Explosives could still have a big part to play in cutting costs, saving time and reducing the environmental impact of decommissioning, an engineer has said.

David Lindsay, who worked in oil and gas as an explosives engineer for over a decade, is calling for an open discussion about reinstating their use.

“We’re saying: at least give us a chance to speak to you, then make your decision,” Mr Lindsay said. “We’re hearing people in the industry say ‘we can’t use explosives unless we’ve exhausted every other cutting method’. Why would you leave something that works as the last resort?”

“We want to try and educate people a bit more. We want to engage with the environmental bodies. We want to make people realise: don’t be afraid to use explosives.

“I’m not saying that the way we did it 20 years ago was perfect – it worked – but I’m sure it could be improved. We know it works, it’s got a great track record but how do we make it work better?”

Mr Lindsay, also a former army bomb disposal specialist, said he was “probably responsible for almost every well that was removed within the North Sea using explosives” between 1997 and 2007.

He’s dismayed by the reluctance of people within the industry to engage in a conversation about the renewed use of explosives in severing decommissioned wells.

He said: “It’s only controversial if people don’t understand what’s behind it. It’s about using what is going to be the most cost effective technology that’s available to you.
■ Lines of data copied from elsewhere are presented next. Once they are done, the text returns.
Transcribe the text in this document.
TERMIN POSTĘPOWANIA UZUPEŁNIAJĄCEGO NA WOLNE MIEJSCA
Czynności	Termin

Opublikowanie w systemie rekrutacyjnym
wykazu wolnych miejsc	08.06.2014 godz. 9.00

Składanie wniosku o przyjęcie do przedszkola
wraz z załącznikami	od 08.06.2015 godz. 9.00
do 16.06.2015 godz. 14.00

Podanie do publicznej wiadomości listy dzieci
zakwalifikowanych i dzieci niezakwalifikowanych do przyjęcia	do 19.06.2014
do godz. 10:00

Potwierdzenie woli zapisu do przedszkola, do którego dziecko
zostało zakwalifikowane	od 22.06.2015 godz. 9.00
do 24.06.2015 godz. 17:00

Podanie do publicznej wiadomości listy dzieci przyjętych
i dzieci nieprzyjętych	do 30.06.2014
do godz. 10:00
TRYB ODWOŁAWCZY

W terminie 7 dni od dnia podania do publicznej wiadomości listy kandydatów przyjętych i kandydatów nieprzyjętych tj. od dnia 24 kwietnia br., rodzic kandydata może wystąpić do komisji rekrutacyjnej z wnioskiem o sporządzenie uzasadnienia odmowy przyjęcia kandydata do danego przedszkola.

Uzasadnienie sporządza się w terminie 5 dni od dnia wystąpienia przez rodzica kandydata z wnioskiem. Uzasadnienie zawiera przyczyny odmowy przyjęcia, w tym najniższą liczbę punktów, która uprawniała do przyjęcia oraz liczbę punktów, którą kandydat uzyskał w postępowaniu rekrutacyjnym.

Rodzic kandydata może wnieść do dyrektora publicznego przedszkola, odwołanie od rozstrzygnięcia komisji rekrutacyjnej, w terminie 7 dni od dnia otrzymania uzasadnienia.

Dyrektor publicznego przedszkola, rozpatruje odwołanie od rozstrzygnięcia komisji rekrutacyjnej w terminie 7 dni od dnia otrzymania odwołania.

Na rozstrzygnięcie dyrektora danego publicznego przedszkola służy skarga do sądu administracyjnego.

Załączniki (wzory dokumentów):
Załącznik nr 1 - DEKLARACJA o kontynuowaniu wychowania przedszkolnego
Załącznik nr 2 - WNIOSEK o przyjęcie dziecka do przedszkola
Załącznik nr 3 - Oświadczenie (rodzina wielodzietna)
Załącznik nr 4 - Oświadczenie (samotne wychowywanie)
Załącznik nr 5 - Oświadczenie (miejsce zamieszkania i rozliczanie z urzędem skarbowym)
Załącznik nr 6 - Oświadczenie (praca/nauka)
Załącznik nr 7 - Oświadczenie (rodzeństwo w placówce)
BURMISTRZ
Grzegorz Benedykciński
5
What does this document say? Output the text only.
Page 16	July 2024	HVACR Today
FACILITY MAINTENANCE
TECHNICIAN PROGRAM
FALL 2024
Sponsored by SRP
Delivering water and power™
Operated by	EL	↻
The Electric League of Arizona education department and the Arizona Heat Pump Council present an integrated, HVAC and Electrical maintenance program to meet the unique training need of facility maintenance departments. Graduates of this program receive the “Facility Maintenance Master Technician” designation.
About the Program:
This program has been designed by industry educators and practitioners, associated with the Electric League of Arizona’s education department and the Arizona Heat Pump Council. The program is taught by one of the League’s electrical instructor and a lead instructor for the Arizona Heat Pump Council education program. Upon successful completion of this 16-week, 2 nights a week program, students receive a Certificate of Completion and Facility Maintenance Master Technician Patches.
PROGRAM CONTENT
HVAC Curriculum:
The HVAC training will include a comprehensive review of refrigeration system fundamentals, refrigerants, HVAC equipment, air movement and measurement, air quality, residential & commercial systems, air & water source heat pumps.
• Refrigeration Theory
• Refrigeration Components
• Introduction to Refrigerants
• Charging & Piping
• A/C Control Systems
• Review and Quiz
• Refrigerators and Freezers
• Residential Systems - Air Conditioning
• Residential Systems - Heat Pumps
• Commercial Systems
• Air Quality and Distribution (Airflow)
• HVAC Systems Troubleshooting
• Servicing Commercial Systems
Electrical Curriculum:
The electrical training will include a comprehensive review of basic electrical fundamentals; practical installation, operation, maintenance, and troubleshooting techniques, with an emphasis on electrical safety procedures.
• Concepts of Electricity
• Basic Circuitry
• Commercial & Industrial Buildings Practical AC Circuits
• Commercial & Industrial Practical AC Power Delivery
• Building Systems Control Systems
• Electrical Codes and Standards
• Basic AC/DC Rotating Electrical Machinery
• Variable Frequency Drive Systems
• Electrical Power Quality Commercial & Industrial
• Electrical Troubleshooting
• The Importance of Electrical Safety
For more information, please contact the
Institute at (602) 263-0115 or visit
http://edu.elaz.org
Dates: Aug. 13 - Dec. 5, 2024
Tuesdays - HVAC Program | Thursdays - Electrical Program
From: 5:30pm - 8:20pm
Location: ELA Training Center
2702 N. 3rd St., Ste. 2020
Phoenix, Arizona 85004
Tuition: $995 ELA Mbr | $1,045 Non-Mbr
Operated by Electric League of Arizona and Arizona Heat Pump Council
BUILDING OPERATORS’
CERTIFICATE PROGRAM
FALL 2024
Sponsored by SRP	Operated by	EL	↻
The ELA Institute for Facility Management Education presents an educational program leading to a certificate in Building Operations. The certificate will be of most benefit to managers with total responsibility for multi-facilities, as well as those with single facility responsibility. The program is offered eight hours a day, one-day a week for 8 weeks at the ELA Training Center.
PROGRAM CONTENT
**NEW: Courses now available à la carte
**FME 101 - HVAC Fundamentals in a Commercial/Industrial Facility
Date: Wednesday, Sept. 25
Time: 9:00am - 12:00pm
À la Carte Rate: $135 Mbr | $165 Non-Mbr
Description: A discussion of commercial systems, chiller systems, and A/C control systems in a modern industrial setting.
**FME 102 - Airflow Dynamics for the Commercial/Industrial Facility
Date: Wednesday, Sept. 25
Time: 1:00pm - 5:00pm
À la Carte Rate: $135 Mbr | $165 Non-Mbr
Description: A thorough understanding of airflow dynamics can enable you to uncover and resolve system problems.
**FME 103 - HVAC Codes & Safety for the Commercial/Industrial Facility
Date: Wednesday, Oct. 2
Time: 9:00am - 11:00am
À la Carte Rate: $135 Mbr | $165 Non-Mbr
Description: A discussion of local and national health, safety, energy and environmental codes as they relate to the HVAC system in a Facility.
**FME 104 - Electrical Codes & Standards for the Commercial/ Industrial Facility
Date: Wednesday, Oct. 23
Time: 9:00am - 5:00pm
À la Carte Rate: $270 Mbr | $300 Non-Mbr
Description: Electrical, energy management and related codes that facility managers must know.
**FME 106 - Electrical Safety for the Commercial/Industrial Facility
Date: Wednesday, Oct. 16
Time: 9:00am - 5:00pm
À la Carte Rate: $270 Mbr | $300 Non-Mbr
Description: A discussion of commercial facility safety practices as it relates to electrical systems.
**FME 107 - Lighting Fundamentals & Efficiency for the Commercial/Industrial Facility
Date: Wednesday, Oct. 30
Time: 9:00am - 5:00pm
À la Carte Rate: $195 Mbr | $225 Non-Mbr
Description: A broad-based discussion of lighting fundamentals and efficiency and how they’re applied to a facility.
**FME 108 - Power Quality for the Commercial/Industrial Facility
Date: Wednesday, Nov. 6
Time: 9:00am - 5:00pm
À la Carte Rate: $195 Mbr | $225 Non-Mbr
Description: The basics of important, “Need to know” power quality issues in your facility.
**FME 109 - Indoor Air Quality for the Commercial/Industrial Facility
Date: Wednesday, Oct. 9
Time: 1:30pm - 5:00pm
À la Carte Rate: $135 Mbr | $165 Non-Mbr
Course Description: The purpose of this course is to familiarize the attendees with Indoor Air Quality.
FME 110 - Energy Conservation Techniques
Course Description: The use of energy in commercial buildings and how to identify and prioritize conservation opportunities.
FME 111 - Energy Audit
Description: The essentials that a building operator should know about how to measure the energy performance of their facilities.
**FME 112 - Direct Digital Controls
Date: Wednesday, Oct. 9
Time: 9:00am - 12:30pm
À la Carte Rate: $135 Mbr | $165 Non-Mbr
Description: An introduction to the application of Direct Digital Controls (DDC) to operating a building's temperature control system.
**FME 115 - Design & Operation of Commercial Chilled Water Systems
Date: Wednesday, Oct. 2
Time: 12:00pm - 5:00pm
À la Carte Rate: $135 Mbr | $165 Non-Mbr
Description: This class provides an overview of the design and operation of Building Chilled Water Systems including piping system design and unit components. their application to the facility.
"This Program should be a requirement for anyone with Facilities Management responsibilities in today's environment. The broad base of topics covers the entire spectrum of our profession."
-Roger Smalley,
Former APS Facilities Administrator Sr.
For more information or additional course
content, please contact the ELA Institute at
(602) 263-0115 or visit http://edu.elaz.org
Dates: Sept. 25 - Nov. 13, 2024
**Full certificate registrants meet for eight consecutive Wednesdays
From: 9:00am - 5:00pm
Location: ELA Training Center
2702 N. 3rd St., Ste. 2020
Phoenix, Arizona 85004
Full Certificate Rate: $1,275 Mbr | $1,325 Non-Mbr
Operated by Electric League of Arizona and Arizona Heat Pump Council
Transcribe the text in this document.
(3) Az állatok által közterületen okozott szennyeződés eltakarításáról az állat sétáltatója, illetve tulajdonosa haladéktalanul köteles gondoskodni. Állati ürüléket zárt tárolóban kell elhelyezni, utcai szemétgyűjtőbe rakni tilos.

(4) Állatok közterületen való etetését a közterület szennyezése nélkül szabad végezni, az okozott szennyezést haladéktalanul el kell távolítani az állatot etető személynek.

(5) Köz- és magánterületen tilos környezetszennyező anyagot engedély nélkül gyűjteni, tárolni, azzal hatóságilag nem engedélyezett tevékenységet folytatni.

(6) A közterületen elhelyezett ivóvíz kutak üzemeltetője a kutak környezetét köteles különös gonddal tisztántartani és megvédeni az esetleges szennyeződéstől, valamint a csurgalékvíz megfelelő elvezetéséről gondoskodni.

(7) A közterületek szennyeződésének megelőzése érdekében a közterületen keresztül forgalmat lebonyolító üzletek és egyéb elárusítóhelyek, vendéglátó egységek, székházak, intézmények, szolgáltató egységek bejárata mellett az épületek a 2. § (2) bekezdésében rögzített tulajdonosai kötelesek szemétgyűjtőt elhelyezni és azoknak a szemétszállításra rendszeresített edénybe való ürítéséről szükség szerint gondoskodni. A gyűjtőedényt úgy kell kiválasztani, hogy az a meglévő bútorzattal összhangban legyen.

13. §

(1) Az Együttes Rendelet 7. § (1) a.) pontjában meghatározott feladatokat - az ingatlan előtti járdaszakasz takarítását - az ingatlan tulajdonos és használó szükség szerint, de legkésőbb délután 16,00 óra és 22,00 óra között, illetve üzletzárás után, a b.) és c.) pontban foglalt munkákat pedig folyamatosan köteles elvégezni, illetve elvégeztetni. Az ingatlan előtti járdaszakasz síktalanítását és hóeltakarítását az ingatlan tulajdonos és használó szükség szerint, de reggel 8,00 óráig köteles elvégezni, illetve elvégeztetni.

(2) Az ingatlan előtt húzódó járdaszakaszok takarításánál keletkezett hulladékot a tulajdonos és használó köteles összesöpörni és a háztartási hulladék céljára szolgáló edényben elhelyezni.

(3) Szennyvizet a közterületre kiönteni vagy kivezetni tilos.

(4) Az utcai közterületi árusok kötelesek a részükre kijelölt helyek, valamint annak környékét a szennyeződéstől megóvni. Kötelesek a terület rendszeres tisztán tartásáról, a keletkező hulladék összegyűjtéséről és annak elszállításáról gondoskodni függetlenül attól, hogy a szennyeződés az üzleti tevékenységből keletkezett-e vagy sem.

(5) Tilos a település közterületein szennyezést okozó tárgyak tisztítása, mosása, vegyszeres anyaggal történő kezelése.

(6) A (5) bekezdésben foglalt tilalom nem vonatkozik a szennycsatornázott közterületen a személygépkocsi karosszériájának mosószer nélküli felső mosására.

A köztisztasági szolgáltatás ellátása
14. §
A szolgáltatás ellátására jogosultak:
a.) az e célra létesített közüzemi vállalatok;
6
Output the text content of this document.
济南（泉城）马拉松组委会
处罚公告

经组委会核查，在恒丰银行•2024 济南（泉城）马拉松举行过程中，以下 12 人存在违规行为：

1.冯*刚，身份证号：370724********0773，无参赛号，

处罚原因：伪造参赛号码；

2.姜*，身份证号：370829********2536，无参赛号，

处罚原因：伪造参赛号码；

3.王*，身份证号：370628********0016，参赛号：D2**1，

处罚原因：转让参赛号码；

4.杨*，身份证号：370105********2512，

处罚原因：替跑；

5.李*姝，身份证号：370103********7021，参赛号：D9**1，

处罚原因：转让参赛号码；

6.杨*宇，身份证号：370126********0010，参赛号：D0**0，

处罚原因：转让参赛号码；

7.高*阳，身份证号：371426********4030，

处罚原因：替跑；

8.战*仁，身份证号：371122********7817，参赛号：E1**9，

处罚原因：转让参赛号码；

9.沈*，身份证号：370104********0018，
“If you take other things into account in terms of vessel time and exposure to risk and if you want to reduce the time it takes to perform that operation with one technique versus another then you can’t ignore that.”

When a decommissioned well has been plugged and abandoned the process naturally comes to the removal phase with the well having to be severed at least 3 metres below the seabed so as not to leave a snagging hazard for fishing nets.

A charge would be detonated, severing the well and allowing the wellhead to be pulled free of the seabed.

The practice has suffered something of a public relations downturn in recent years.

Mr Lindsay, who is part of a group of specialists from the Institute of Explosives Engineers, said: “There has been a perception that the damaging effects extend way beyond where the actual charge is going off. But in effect the damage is probably limited to a radius of 125 metres from where the charge goes off, certainly in the case of a wellhead severance charge.”

“Around the mid-2000s when hydro-abrasive seemed to develop and the use of explosives dwindled away it was almost as if no one challenged it, people felt like we’d moved on from using explosives. There was such a voice gathering within the industry that it was no longer acceptable, that it wouldn’t be permitted.

“Having spoken to the UK Department for Business, Energy and Industrial Strategy; that is simply not the case. It’s almost a symbolic act by an operator to say ‘we no longer use explosives’.”

David Lindsay and a recovered wellhead from an early decom campaign.